Showdown looms for parents, principal after school casts wide net in sexting scandal
A sexting scandal at a Long Island high school that led to the arrest of two students and the suspension of about 20 others resulted in a showdown between parents and the school principal, who had vowed to arrest students trying to defy their suspensions Tuesday.
At least one of the suspended students attempted to attend class at Kings Park High School on Tuesday morning, but school officials called his father and told him the boy would need to be removed, Newsday reported. The father reluctantly consented and, shortly after 9 a.m., two police officers escorted the boy off the premises.

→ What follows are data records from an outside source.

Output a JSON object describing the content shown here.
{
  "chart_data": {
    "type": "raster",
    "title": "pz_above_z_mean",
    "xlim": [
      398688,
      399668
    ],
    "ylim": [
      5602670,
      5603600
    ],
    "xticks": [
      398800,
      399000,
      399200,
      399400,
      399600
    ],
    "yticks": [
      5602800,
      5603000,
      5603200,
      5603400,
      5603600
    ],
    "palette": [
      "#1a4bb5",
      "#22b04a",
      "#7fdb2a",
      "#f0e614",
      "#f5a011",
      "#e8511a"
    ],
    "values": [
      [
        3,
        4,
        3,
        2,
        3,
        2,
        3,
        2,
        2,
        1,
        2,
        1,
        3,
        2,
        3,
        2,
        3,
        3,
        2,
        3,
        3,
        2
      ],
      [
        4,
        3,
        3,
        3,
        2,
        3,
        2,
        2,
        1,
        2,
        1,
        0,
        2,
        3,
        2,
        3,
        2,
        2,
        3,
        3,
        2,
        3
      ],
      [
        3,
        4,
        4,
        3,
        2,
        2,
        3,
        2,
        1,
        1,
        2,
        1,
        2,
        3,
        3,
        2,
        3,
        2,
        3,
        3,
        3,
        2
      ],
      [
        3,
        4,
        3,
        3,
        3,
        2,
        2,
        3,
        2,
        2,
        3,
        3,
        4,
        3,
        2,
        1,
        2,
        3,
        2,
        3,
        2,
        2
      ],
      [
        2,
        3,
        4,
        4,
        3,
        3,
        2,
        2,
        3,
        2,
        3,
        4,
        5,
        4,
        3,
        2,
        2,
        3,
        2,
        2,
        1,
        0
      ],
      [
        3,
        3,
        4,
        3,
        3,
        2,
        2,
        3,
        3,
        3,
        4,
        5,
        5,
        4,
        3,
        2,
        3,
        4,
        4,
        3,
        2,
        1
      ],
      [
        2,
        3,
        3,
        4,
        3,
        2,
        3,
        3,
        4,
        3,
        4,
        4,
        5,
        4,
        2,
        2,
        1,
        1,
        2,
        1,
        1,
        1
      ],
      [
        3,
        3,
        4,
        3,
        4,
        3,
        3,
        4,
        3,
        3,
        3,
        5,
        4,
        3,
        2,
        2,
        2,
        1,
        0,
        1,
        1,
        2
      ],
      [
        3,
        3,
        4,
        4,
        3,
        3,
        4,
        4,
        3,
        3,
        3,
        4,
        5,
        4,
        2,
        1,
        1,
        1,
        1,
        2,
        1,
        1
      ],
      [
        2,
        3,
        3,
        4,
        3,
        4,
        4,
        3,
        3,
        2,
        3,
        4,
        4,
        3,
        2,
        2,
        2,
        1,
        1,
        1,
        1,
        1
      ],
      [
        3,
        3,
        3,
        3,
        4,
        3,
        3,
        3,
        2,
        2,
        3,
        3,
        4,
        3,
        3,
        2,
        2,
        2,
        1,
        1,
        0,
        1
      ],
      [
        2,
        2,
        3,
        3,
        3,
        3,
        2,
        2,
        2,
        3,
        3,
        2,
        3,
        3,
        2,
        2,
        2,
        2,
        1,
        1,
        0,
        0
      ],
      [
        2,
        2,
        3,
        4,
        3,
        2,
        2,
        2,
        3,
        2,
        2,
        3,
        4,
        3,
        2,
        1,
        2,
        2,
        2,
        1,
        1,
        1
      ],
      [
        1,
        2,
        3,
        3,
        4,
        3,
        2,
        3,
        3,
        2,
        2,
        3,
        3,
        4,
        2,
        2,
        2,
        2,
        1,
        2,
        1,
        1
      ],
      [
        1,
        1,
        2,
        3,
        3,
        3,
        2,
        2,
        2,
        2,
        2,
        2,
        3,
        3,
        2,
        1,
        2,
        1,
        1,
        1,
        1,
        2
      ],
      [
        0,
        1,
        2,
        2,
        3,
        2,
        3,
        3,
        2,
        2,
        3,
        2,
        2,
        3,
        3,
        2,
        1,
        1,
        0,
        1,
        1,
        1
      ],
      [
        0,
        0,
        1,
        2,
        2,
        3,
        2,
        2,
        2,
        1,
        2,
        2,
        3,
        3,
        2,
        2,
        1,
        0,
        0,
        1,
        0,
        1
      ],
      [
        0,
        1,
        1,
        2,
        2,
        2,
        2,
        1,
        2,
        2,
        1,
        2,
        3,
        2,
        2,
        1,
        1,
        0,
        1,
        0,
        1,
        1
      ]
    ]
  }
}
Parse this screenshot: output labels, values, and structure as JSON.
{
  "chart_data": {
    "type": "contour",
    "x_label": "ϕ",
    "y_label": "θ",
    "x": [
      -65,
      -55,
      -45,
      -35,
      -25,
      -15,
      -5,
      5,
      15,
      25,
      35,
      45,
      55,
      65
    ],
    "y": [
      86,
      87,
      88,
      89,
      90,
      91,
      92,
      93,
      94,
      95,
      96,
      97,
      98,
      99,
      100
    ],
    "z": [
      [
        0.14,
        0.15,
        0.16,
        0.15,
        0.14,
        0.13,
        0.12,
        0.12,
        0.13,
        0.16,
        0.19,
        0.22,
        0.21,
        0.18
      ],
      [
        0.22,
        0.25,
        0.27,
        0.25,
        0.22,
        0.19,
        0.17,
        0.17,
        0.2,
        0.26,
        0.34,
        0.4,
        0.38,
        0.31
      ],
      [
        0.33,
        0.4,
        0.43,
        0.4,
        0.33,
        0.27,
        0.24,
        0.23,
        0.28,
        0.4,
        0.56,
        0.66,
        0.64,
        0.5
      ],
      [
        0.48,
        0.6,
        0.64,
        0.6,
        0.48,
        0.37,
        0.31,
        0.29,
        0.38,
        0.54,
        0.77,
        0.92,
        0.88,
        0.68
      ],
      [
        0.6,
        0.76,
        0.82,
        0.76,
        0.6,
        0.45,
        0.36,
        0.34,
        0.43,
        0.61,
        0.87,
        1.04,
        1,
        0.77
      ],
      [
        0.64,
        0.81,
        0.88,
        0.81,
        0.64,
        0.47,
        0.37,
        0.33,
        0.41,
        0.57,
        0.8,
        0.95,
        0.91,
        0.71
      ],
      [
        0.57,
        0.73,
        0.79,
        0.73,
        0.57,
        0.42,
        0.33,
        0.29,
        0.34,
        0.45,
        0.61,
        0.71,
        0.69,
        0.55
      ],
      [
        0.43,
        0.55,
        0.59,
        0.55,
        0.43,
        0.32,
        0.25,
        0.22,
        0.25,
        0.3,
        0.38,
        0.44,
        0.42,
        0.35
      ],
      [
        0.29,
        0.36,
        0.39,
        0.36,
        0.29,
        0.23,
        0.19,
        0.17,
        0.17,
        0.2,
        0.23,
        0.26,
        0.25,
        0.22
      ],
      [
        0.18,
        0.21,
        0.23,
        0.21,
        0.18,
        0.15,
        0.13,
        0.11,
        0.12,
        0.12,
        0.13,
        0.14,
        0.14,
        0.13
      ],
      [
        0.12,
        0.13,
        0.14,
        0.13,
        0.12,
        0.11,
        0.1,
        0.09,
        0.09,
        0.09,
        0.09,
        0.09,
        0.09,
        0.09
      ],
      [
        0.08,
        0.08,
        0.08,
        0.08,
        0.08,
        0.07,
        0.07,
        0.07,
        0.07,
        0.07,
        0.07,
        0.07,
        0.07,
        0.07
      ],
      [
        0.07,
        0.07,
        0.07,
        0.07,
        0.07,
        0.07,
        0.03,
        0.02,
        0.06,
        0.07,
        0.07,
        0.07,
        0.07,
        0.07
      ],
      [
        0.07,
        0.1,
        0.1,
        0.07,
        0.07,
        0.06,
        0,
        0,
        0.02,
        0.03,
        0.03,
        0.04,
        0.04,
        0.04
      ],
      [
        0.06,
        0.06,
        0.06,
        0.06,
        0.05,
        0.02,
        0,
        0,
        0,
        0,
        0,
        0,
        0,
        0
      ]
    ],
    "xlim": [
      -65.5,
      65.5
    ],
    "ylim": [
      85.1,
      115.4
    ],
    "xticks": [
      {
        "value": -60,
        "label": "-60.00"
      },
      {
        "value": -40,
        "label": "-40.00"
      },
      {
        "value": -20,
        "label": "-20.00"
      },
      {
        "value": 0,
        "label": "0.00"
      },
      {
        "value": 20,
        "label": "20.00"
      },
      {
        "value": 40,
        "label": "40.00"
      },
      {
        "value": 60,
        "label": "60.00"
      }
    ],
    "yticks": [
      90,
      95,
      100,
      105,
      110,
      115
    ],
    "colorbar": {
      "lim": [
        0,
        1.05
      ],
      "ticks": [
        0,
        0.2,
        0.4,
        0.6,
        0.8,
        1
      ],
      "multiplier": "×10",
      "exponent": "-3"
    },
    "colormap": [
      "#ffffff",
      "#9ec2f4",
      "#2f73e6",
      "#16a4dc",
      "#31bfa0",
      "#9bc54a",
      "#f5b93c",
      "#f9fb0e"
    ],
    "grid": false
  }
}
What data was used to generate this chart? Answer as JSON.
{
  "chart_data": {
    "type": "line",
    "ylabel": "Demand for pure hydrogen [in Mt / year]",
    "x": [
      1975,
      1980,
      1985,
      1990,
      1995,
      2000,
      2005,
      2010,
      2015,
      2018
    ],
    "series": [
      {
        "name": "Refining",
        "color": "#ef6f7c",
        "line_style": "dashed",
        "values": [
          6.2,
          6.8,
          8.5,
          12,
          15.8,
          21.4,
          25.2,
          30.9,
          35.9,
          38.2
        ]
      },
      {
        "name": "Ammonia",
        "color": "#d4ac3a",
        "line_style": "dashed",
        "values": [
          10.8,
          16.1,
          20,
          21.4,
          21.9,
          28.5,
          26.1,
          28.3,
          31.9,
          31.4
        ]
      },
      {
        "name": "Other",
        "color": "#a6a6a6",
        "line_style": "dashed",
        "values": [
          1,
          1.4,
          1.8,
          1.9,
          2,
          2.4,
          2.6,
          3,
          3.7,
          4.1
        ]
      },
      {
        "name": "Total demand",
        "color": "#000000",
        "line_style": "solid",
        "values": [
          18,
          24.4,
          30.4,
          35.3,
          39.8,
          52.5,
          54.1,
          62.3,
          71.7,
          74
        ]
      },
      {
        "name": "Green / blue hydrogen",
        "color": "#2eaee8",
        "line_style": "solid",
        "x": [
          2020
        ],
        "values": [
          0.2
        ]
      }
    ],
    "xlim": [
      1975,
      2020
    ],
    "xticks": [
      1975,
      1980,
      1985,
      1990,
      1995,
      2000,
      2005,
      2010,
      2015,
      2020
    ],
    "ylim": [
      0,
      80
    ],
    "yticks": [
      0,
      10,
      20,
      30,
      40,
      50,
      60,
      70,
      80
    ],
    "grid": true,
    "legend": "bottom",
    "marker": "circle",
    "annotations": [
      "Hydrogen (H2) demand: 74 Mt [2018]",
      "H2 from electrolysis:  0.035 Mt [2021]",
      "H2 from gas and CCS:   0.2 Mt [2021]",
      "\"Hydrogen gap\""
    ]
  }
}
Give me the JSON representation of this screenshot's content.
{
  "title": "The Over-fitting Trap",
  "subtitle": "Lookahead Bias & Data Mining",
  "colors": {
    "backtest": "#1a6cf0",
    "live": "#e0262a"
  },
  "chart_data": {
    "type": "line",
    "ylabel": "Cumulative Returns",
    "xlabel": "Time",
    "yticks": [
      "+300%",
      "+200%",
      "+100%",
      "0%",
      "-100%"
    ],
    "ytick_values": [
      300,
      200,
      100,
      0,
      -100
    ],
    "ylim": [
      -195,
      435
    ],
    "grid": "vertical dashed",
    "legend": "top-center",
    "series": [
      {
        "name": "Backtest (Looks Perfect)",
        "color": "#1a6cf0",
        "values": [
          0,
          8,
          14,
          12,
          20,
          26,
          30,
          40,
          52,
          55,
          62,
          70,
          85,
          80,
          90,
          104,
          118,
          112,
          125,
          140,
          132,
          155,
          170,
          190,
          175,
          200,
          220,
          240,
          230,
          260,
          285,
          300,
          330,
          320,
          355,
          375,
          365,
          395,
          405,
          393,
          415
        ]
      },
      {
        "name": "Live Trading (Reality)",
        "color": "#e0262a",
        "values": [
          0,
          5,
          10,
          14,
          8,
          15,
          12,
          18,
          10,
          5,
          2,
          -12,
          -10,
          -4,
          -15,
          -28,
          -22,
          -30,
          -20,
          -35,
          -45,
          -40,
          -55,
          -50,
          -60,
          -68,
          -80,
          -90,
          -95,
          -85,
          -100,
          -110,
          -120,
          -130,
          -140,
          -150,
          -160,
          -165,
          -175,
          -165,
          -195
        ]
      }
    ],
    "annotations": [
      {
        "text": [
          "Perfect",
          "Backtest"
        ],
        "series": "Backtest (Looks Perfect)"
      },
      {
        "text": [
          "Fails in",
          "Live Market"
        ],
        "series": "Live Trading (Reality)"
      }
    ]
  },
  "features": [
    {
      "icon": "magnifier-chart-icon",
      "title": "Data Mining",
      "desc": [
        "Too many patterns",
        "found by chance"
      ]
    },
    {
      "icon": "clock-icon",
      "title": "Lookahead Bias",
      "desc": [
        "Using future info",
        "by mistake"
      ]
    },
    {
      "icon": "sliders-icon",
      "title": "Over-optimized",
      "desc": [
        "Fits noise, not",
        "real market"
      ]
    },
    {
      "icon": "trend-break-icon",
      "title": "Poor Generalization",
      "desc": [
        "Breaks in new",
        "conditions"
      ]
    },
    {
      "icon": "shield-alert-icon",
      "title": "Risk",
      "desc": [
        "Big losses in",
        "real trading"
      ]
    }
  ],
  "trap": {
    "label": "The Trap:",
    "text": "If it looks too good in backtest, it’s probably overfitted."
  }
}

The suspensions at Kings Park High School and William T. Rogers Middle School arose from a cellphone video that allegedly spread among some students showing a sexual encounter between a 14-year-old Smithtown boy and an underage girl. That boy, along with another 14-year-old male who allegedly filmed the off-campus incident, was arrested and charged with promoting a sexual performance by a child and disseminating indecent material to minors, Newsday reported. The two boys, who are not being identified because they are minors, are set to appear in Family Court at a future date.
School officials investigating the episode suspended about 20 students for between one and five days; students who only possessed or saw the illicit material received less severe punishment than those who also distributed it, Kings Park Superintendent Timothy Egan said.
Distributing obscene images of minors is a felony in New York, and a spokesperson for the Suffolk County Police Department told FoxNews.com that students found to have passed along the sexting images could be arrested.
“Anyone who distributes the material will be arrested,” the spokesperson said. “The ones that were suspended, at this point, they’re not really sure if they distributed it. They may have just received it.”
Several parents of suspended children told Newsday they disagreed with the rationale for the suspension, arguing there’s no way to prevent receipt of a text message.
“I’m a little upset about it, because my son is facing suspension as an unwitting participant,” Thomas Phelan said.
Any students who attempted to defy the suspension were subject to arrest if the district requested it, a spokesperson for the Suffolk Police Department said. Police maintained a presence at the school on Tuesday morning.
“If the school wants to press charges we would have to do that,” the official said. “Our main purpose for being at the school is to keep it peaceful and safe. If the school feels someone is actually trespassing, we would have to take the report, but they would have to file the complaint first.”